Меир слушал и слегка кивал головой, словно мысленно подтверждая слова товарища.
— Значит, мне незачем и идти к нему… — сказал он после минутного размышления.
— Я для того и искал тебя, чтобы сказать тебе это, — ответил Бер. — Он не запретит Камионкеру причинить зло помещику Камионскому, потому что ему покажется, что помещик Камиовский происходит от народа идумеян, воевавшего с Иисусом Навином, или от римского народа, который поклонялся идолам и разрушил иерусалимский храм, или от испанского народа, который пятьсот лет тому назад жестоко притеснял евреев… Он даже и разговаривать с тобой не захочет, так как ты в его глазах кофрим, вероотступник; он не опустил еще до сих пор своей разгневанной руки на твою голову только из уважения к твоей богатой семье и к той любви, которую народ питает к твоему деду Саулу. Но если б ты стал обвинять перед ним Камионкера, то Камионкер склонил бы его к мести против тебя так же, как уже склоняет его к ней реб Моше. Меир, будь осторожен! Погибель твоя недалека! Берегись!

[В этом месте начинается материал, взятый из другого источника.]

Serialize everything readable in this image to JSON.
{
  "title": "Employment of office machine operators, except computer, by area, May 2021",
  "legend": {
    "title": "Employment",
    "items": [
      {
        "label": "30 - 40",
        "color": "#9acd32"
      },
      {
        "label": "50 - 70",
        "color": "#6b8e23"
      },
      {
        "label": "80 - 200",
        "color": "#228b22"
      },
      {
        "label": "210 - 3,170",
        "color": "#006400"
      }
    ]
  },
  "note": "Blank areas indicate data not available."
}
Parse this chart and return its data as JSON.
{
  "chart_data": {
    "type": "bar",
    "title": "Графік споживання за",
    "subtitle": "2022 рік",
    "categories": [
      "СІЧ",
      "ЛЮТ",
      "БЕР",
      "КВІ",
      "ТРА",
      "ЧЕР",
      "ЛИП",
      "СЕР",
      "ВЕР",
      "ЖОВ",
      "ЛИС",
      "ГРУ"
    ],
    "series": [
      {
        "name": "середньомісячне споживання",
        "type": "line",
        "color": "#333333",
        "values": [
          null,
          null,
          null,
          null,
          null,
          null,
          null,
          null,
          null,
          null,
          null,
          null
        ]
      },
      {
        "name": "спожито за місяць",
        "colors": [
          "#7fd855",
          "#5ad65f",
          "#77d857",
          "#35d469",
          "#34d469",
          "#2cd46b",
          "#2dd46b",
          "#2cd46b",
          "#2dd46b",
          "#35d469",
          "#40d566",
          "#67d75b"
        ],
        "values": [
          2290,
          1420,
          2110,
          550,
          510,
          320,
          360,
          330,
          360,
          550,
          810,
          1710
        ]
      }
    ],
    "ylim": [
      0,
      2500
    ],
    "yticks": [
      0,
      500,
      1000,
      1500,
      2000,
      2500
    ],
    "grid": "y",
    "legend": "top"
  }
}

Меир на это предостережение ничего не ответил.
— Бер! — произнес он, — меня очень это удивляет, но мне кажется, что в этом человеке, глупом, злом и мстительном, живет великая душа… Он очень терпелив, дни и ночи просиживает над своими книгами… Он очень жалостлив! Глаза его наполняются слезами, когда перед ним плачут и жалуются бедные люди… Он всех допускает к себе, наставляет и утешает каждого. Для себя он ничего не хочет и так сильно… Бер! Он так сильно верует.
Слушая слова эти, Бер усмехнулся и своим затуманенным взором стал смотреть на облака.
— Ты говоришь так, Меир, о раввине, — ответил он медленно, — а что же ты скажешь об этом бедном народе, тело которого иссохло от голода, голова которого низко склонилась под тяжестью забот и от презрения, падающего на него в течение двадцати веков, и который все же, как жаждущий к источнику, бежит к реке мудрости, чтобы пить из нее? Ты не спрашивай о том, истинная ли это мудрость или ложная, но ты смотри на то, как он, живя в несчастии, в нужде, среди мелочных забот, жаждет этой мудрости… и как он чтит своих мудрецов, и как он строго исполняет все те заповеди, которые считает священными. Не кажется ли тебе, что у этого народа, глупого, жадного и грязного, великая душа?
Меир поднял голову. Румянец вспыхнул у него на лице, как всегда, когда он бывал, взволнован.